The first test is the throne speech, somewhat like the State of the Union address in the United States, that opens the new Parliament.

If it’s defeated in a vote so soon, another party might try forming a government to avoid an immediate election.

Another way to lose power is if the minority government loses a vote on spending money. A government can also collapse in a vote on a motion declaring non-confidence. Or it could fail if the government declares something a matter of confidence and loses the vote on it.

Trudeau’s father, Pierre, led one type of minority government and defeated another type. When he was in opposition, he had announced plans to retire before his rivals tried to govern alone — and it backfired.

Having just arrived in office and facing a weakened Liberal Party organizing to replace Pierre Trudeau, the Conservatives in 1979 tried ramming through a budget bill and assumed it would pass. It failed.

They were toppled after just nine months. Trudeau came out of retirement, won a fourth term in office and capped his career by overhauling the Canadian constitution.

But it was another, earlier episode that could prove eerily similar to the fate awaiting his son on Monday. Pierre Trudeau’s towering first-term popularity had collapsed. After a suspenseful election night, he scraped along, barely clinging to power.

Pierre Trudeau got help from the NDP for two years, from 1972 to 1974.

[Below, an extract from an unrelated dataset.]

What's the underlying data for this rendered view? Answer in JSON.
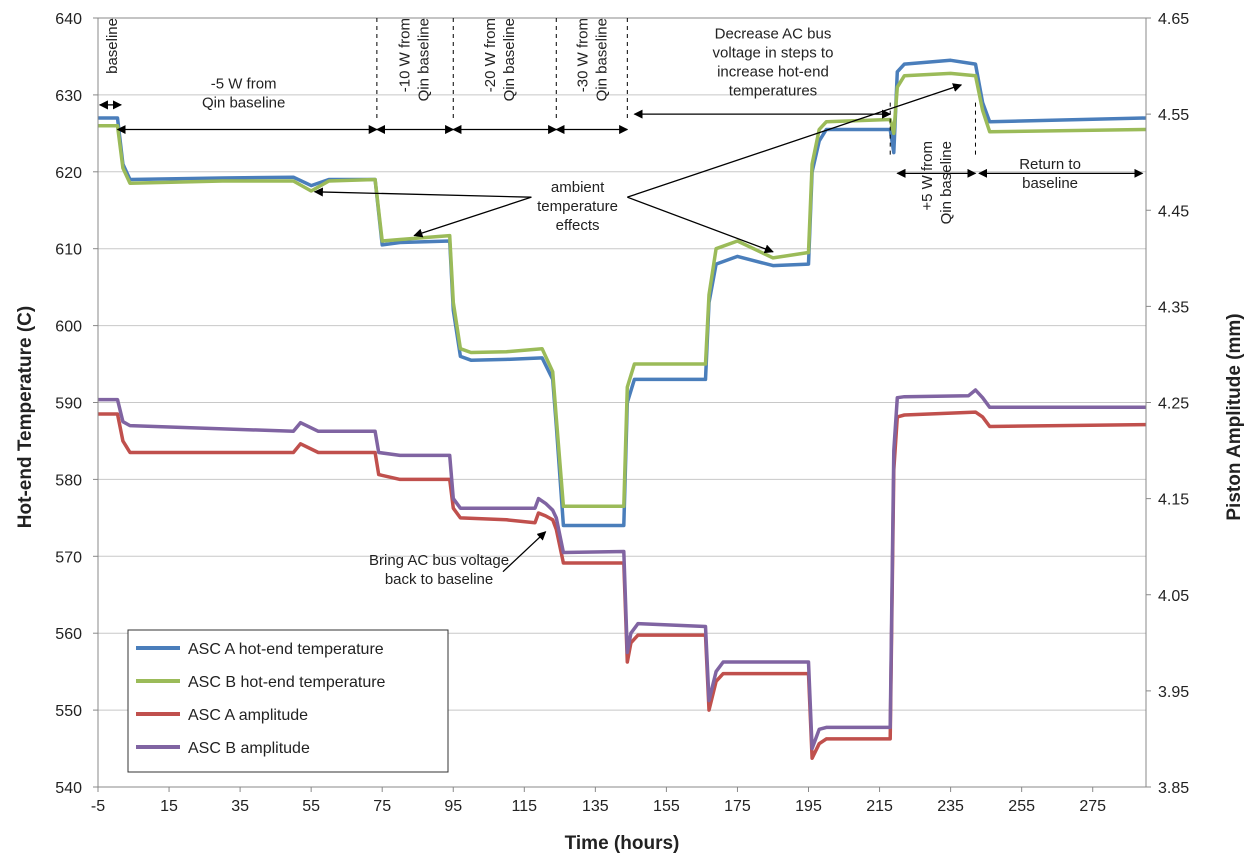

Their alliance crumbled after two years. Trudeau correctly surmised he could win another election and shrugged off the NDP’s demands in a budget bill.

The NDP’s leader, David Lewis, called his erstwhile ally arrogant and brought Trudeau down.

“He thought we were frightened about an election,“ Lewis said. “ He was crazy. We’re not.” Lewis promised a campaign for lower living costs against his friend-turned-rival.

The episode exemplifies the inherent instability of life with minority governments: Within two years or so, even the friendliest alliance can end in acrimony and a new election.